Llama crias are typically born with the whole herd gathering around (only the females are present, as the males are considered a threat) in an attempt to protect against potential predators. Llamas give birth standing, and the process is usually relatively quick and problem-free, over in less than 30 minutes. Most births take place between 8 am and noon, during the relatively warmer daylight hours. This may increase cria survival by reducing fatalities due to hypothermia during cold Andean nights. While unproven, it is speculated that this birthing pattern is a continuation of the birthing patterns observed in the wild. Crias stand, walk, and attempt to nurse within the first hour after birth.
Llama milk is lower in fat and salt and higher in phosphorus and calcium than cow or goat milk. A female llama will only produce about 60 ml of milk at a time when she gives milk. For this reason, the cria must suckle frequently to receive the nutrients it requires.

==Vicuña crias==
Mating usually occurs in March through May, and after a gestation period of about 11 months the female gives birth to a single cria, which is nursed for about 10 months. The cria becomes independent at about 12 to 18 months.

==Guanaco crias==
Young guanacos are also known as chulengos.
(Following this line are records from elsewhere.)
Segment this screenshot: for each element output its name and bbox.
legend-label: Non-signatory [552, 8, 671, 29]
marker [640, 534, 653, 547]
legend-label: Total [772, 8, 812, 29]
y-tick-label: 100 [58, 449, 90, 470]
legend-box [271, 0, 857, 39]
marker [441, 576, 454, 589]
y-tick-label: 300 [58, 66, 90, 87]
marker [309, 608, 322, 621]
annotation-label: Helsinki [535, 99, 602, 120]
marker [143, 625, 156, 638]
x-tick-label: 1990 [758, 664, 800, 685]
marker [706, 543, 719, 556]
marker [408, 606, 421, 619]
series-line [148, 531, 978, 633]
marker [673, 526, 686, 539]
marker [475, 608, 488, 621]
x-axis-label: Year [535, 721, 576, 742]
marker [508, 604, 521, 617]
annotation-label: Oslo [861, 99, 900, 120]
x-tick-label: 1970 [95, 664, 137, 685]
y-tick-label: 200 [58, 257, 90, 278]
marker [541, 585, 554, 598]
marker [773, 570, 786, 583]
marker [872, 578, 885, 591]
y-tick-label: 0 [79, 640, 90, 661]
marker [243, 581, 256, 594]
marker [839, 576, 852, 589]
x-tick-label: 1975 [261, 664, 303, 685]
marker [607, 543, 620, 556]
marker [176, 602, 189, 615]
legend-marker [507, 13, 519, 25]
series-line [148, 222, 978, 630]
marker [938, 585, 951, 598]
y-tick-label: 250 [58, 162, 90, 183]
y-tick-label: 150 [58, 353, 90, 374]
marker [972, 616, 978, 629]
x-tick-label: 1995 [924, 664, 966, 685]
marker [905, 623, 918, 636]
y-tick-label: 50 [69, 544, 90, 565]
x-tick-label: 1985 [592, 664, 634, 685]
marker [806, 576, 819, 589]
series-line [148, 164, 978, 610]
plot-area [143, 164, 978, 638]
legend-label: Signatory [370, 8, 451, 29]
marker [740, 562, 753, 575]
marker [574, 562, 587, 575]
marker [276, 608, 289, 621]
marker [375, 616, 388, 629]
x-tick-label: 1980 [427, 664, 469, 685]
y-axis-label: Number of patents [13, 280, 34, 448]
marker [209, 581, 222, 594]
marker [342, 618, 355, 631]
The guanaco has a gestation period of 11.5 months, with birth taking place in the summer months of November and December. Once a chulengo is born, it typically stands within 5 to 76 minutes. After a few weeks, the chulengo begins to graze. At eight months, the chulengo is almost fully weaned.

==Religious uses of crias==
Incans often use dried cria carcasses to make payments to Pachamama. Used in ceremony, the crias are burned and the ashes are given as payments to the earth. In the markets of Cuzco, crias are sold for such purposes.